The top of the year for educational bingo is in October, due to a massive influx of teachers wanting to play Halloween bingo at their class party.  (A brief aside: Halloween is considered a holiday of special importance to young children in America, but they aren’t given the day off, which means teachers want to do a fun activity in class to commemorate it.  It has also been mostly secularized, which means public schoolteachers are at no risk to their career if they throw a Halloween party, whereas throwing an Easter party is a wee bit tricky.  You have to do it without mentioning Jesus and, simultaneously, without mentioning that you’re not mentioning Jesus.  Most teachers just have a chocobunny and hope for break to arrive.)

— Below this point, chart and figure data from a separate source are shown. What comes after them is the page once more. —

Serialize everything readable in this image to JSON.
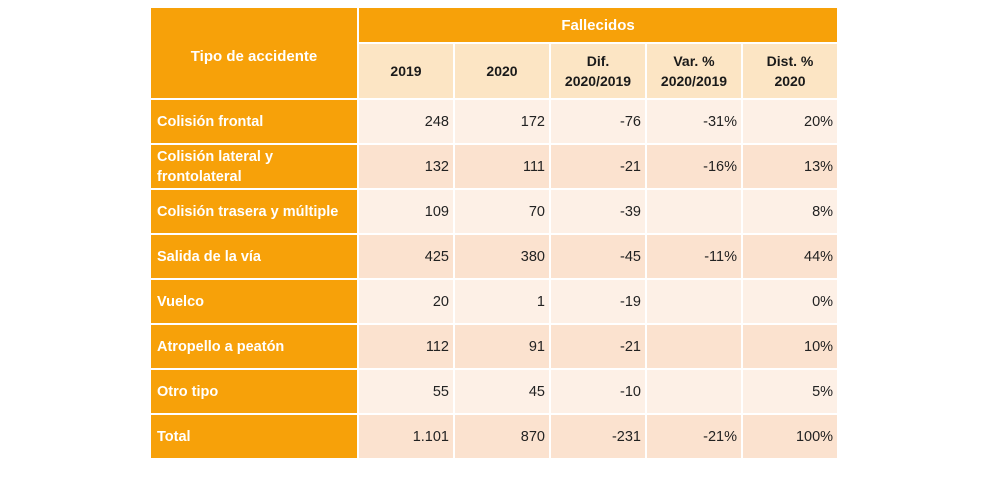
{
  "chart_data": {
    "type": "table",
    "group_header": "Fallecidos",
    "row_header_title": "Tipo de accidente",
    "columns": [
      "2019",
      "2020",
      "Dif. 2020/2019",
      "Var. % 2020/2019",
      "Dist. % 2020"
    ],
    "rows": [
      {
        "label": "Colisión frontal",
        "values": [
          "248",
          "172",
          "-76",
          "-31%",
          "20%"
        ]
      },
      {
        "label": "Colisión lateral y frontolateral",
        "values": [
          "132",
          "111",
          "-21",
          "-16%",
          "13%"
        ]
      },
      {
        "label": "Colisión trasera y múltiple",
        "values": [
          "109",
          "70",
          "-39",
          "",
          "8%"
        ]
      },
      {
        "label": "Salida de la vía",
        "values": [
          "425",
          "380",
          "-45",
          "-11%",
          "44%"
        ]
      },
      {
        "label": "Vuelco",
        "values": [
          "20",
          "1",
          "-19",
          "",
          "0%"
        ]
      },
      {
        "label": "Atropello a peatón",
        "values": [
          "112",
          "91",
          "-21",
          "",
          "10%"
        ]
      },
      {
        "label": "Otro tipo",
        "values": [
          "55",
          "45",
          "-10",
          "",
          "5%"
        ]
      },
      {
        "label": "Total",
        "values": [
          "1.101",
          "870",
          "-231",
          "-21%",
          "100%"
        ]
      }
    ],
    "colors": {
      "header": "#f7a109",
      "subheader": "#fce5c4",
      "row_light": "#fdf0e6",
      "row_dark": "#fbe2cf"
    }
  }
}
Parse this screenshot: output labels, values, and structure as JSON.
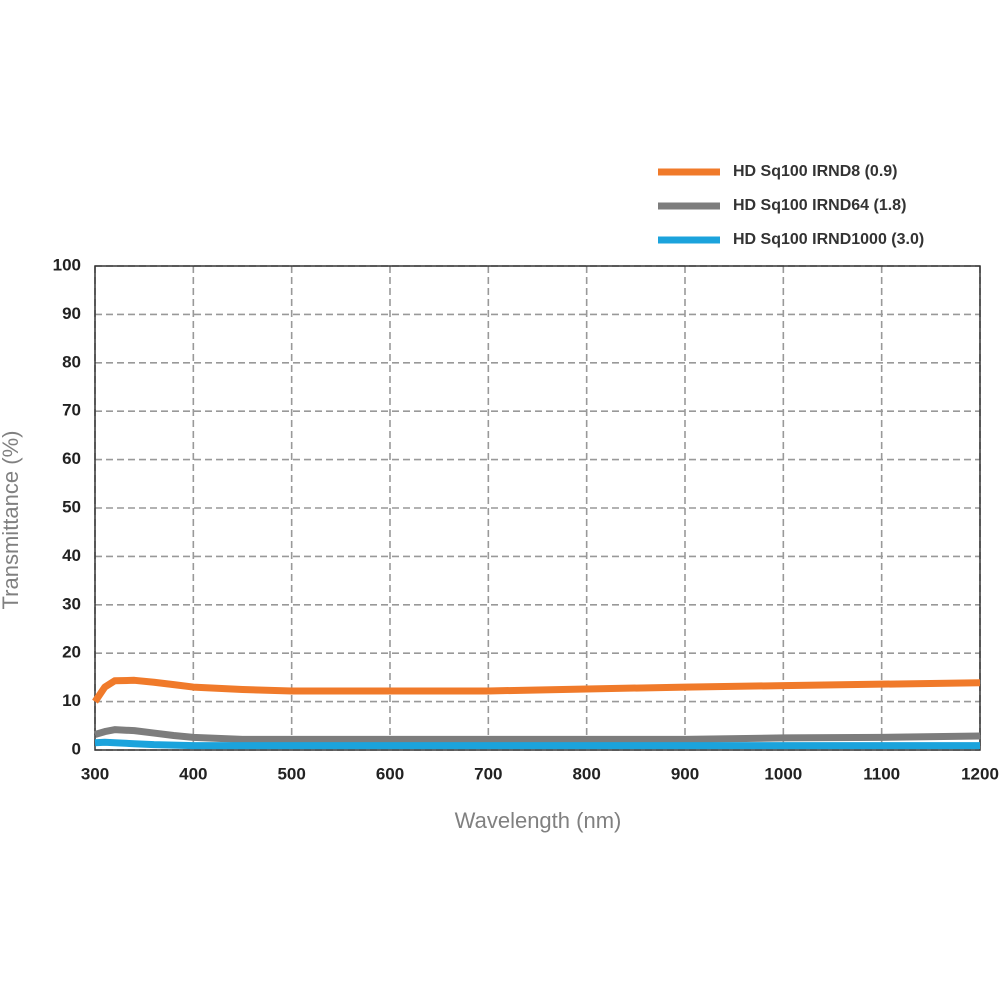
{
  "chart_data": {
    "type": "line",
    "xlabel": "Wavelength (nm)",
    "ylabel": "Transmittance (%)",
    "x": [
      300,
      310,
      320,
      340,
      360,
      380,
      400,
      450,
      500,
      600,
      700,
      800,
      900,
      1000,
      1100,
      1200
    ],
    "series": [
      {
        "name": "HD Sq100 IRND8 (0.9)",
        "color": "#f07a2a",
        "values": [
          10,
          13,
          14.3,
          14.4,
          14,
          13.5,
          13,
          12.5,
          12.2,
          12.2,
          12.2,
          12.6,
          13,
          13.3,
          13.6,
          13.9
        ]
      },
      {
        "name": "HD Sq100 IRND64 (1.8)",
        "color": "#7d7d7d",
        "values": [
          3.2,
          3.8,
          4.2,
          4,
          3.5,
          3,
          2.6,
          2.2,
          2.2,
          2.2,
          2.2,
          2.2,
          2.2,
          2.5,
          2.6,
          2.9
        ]
      },
      {
        "name": "HD Sq100 IRND1000 (3.0)",
        "color": "#1ba3dc",
        "values": [
          1.5,
          1.6,
          1.5,
          1.3,
          1.1,
          1,
          0.9,
          0.9,
          0.9,
          0.9,
          0.9,
          0.9,
          0.9,
          0.9,
          0.9,
          0.9
        ]
      }
    ],
    "xlim": [
      300,
      1200
    ],
    "ylim": [
      0,
      100
    ],
    "xticks": [
      300,
      400,
      500,
      600,
      700,
      800,
      900,
      1000,
      1100,
      1200
    ],
    "yticks": [
      0,
      10,
      20,
      30,
      40,
      50,
      60,
      70,
      80,
      90,
      100
    ],
    "grid": true,
    "legend": "top-right"
  }
}
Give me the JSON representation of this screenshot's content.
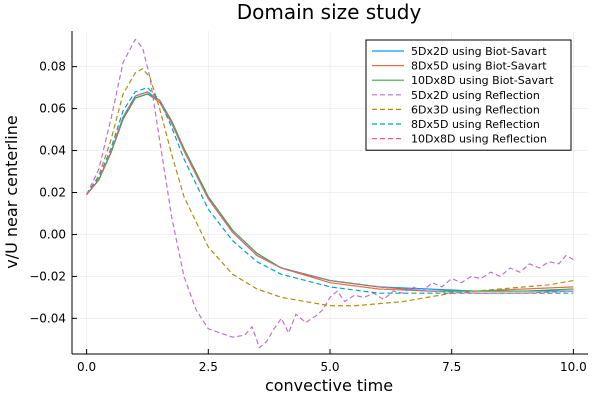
{
  "chart_data": {
    "type": "line",
    "title": "Domain size study",
    "xlabel": "convective time",
    "ylabel": "v/U near centerline",
    "xlim": [
      -0.3,
      10.3
    ],
    "ylim": [
      -0.057,
      0.097
    ],
    "x_ticks": [
      0.0,
      2.5,
      5.0,
      7.5,
      10.0
    ],
    "x_tick_labels": [
      "0.0",
      "2.5",
      "5.0",
      "7.5",
      "10.0"
    ],
    "y_ticks": [
      -0.04,
      -0.02,
      0.0,
      0.02,
      0.04,
      0.06,
      0.08
    ],
    "y_tick_labels": [
      "−0.04",
      "−0.02",
      "0.00",
      "0.02",
      "0.04",
      "0.06",
      "0.08"
    ],
    "grid": true,
    "legend_position": "top-right",
    "series": [
      {
        "name": "5Dx2D using Biot-Savart",
        "color": "#009af9",
        "dash": "solid",
        "x": [
          0.0,
          0.25,
          0.5,
          0.75,
          1.0,
          1.25,
          1.5,
          1.75,
          2.0,
          2.5,
          3.0,
          3.5,
          4.0,
          5.0,
          6.0,
          7.0,
          8.0,
          9.0,
          10.0
        ],
        "y": [
          0.019,
          0.026,
          0.039,
          0.056,
          0.066,
          0.068,
          0.064,
          0.053,
          0.04,
          0.017,
          0.001,
          -0.01,
          -0.016,
          -0.022,
          -0.025,
          -0.026,
          -0.027,
          -0.027,
          -0.027
        ]
      },
      {
        "name": "8Dx5D using Biot-Savart",
        "color": "#e26f46",
        "dash": "solid",
        "x": [
          0.0,
          0.25,
          0.5,
          0.75,
          1.0,
          1.25,
          1.5,
          1.75,
          2.0,
          2.5,
          3.0,
          3.5,
          4.0,
          5.0,
          6.0,
          7.0,
          8.0,
          9.0,
          10.0
        ],
        "y": [
          0.019,
          0.026,
          0.039,
          0.055,
          0.065,
          0.067,
          0.063,
          0.053,
          0.04,
          0.017,
          0.001,
          -0.01,
          -0.016,
          -0.023,
          -0.026,
          -0.027,
          -0.027,
          -0.026,
          -0.025
        ]
      },
      {
        "name": "10Dx8D using Biot-Savart",
        "color": "#3da44d",
        "dash": "solid",
        "x": [
          0.0,
          0.25,
          0.5,
          0.75,
          1.0,
          1.25,
          1.5,
          1.75,
          2.0,
          2.5,
          3.0,
          3.5,
          4.0,
          5.0,
          6.0,
          7.0,
          8.0,
          9.0,
          10.0
        ],
        "y": [
          0.019,
          0.026,
          0.039,
          0.055,
          0.065,
          0.067,
          0.064,
          0.054,
          0.041,
          0.018,
          0.002,
          -0.009,
          -0.016,
          -0.022,
          -0.025,
          -0.027,
          -0.027,
          -0.027,
          -0.026
        ]
      },
      {
        "name": "5Dx2D using Reflection",
        "color": "#c271d2",
        "dash": "dashed",
        "x": [
          0.0,
          0.25,
          0.5,
          0.75,
          1.0,
          1.15,
          1.3,
          1.5,
          1.75,
          2.0,
          2.25,
          2.5,
          2.75,
          3.0,
          3.25,
          3.4,
          3.55,
          3.7,
          3.85,
          4.0,
          4.15,
          4.3,
          4.5,
          4.7,
          4.85,
          5.0,
          5.15,
          5.3,
          5.5,
          5.7,
          5.9,
          6.1,
          6.3,
          6.5,
          6.7,
          6.9,
          7.1,
          7.3,
          7.5,
          7.7,
          7.9,
          8.1,
          8.3,
          8.5,
          8.7,
          8.9,
          9.1,
          9.3,
          9.5,
          9.7,
          9.85,
          10.0
        ],
        "y": [
          0.019,
          0.031,
          0.055,
          0.082,
          0.093,
          0.089,
          0.075,
          0.045,
          0.008,
          -0.02,
          -0.036,
          -0.045,
          -0.047,
          -0.049,
          -0.048,
          -0.044,
          -0.054,
          -0.051,
          -0.045,
          -0.04,
          -0.047,
          -0.038,
          -0.042,
          -0.039,
          -0.036,
          -0.03,
          -0.027,
          -0.032,
          -0.029,
          -0.03,
          -0.028,
          -0.031,
          -0.027,
          -0.028,
          -0.025,
          -0.027,
          -0.023,
          -0.025,
          -0.021,
          -0.023,
          -0.02,
          -0.021,
          -0.018,
          -0.02,
          -0.016,
          -0.018,
          -0.014,
          -0.016,
          -0.013,
          -0.014,
          -0.01,
          -0.012
        ]
      },
      {
        "name": "6Dx3D using Reflection",
        "color": "#ac8e18",
        "dash": "dashed",
        "x": [
          0.0,
          0.25,
          0.5,
          0.75,
          1.0,
          1.15,
          1.3,
          1.5,
          1.75,
          2.0,
          2.5,
          3.0,
          3.5,
          4.0,
          4.5,
          5.0,
          5.5,
          6.0,
          6.5,
          7.0,
          7.5,
          8.0,
          8.5,
          9.0,
          9.5,
          10.0
        ],
        "y": [
          0.019,
          0.028,
          0.045,
          0.067,
          0.077,
          0.079,
          0.075,
          0.06,
          0.038,
          0.018,
          -0.006,
          -0.019,
          -0.026,
          -0.03,
          -0.032,
          -0.034,
          -0.034,
          -0.033,
          -0.032,
          -0.03,
          -0.028,
          -0.027,
          -0.026,
          -0.025,
          -0.024,
          -0.022
        ]
      },
      {
        "name": "8Dx5D using Reflection",
        "color": "#00a9ad",
        "dash": "dashed",
        "x": [
          0.0,
          0.25,
          0.5,
          0.75,
          1.0,
          1.25,
          1.5,
          1.75,
          2.0,
          2.5,
          3.0,
          3.5,
          4.0,
          5.0,
          6.0,
          7.0,
          8.0,
          9.0,
          10.0
        ],
        "y": [
          0.019,
          0.027,
          0.041,
          0.059,
          0.068,
          0.07,
          0.064,
          0.051,
          0.036,
          0.012,
          -0.003,
          -0.013,
          -0.019,
          -0.025,
          -0.028,
          -0.028,
          -0.028,
          -0.028,
          -0.028
        ]
      },
      {
        "name": "10Dx8D using Reflection",
        "color": "#ed5d92",
        "dash": "dashed",
        "x": [
          0.0,
          0.25,
          0.5,
          0.75,
          1.0,
          1.25,
          1.5,
          1.75,
          2.0,
          2.5,
          3.0,
          3.5,
          4.0,
          5.0,
          6.0,
          7.0,
          8.0,
          9.0,
          10.0
        ],
        "y": [
          0.019,
          0.026,
          0.04,
          0.056,
          0.066,
          0.068,
          0.064,
          0.053,
          0.04,
          0.017,
          0.001,
          -0.01,
          -0.016,
          -0.022,
          -0.025,
          -0.027,
          -0.028,
          -0.028,
          -0.027
        ]
      }
    ]
  }
}
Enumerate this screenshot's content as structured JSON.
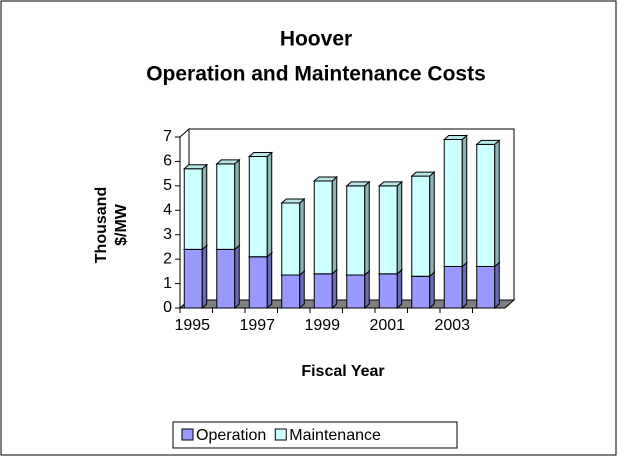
{
  "chart_data": {
    "type": "bar",
    "stacked": true,
    "three_d": true,
    "title": "Hoover",
    "subtitle": "Operation and Maintenance Costs",
    "ylabel": [
      "Thousand",
      "$/MW"
    ],
    "xlabel": "Fiscal Year",
    "categories": [
      1995,
      null,
      1997,
      null,
      1999,
      null,
      2001,
      null,
      2003,
      null
    ],
    "series": [
      {
        "name": "Operation",
        "color": "#9999ff",
        "values": [
          2.4,
          2.4,
          2.1,
          1.35,
          1.4,
          1.35,
          1.4,
          1.3,
          1.7,
          1.7
        ]
      },
      {
        "name": "Maintenance",
        "color": "#ccffff",
        "values": [
          3.3,
          3.5,
          4.1,
          2.95,
          3.8,
          3.65,
          3.6,
          4.1,
          5.2,
          5.0
        ]
      }
    ],
    "ylim": [
      0,
      7
    ],
    "yticks": [
      0,
      1,
      2,
      3,
      4,
      5,
      6,
      7
    ],
    "grid": false,
    "legend": "bottom"
  }
}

When I was young and stupid, I started planning for Halloween in October.  That works very poorly for Internet marketing: it will take months for your holiday-specific content (such as my page about Halloween bingo cards) to start ranking in the search engines where you want it to be.  If you do AdWords advertising, starting a campaign right before a holiday is likely going to be disastrous, because a) if it gets plunged into approval purgatory you just missed your holiday (this has happened to me quite frequently) and b) your campaign won’t have time to build up the positive history which will get it the widest exposure and best costs.

For SEO projects, start several months in advance of holiday or season you’re targeting.  For AdWords, I’d recommend at least a few weeks.  These schedules can be attenuated if you have a national-level brand to fall back on or a built-in tribe of evangelists like 37Signals has assiduously cultivated, but in general, more time is better.  (If this sounds like a whole lot of work, that is only because it is a whole lot of work, but you can have stupendously disproportionate returns to seasonal promotions.  I set records every year at Halloween even without ranking #1 for the term I was most interested in, and now that I am ranking #1 I am cautiously optimistic that I’ll absolutely smash my records this year.)

If you have another facet of this you’d like covered, or if you have some tactics which have worked for you, I’d love to hear about them in the comments.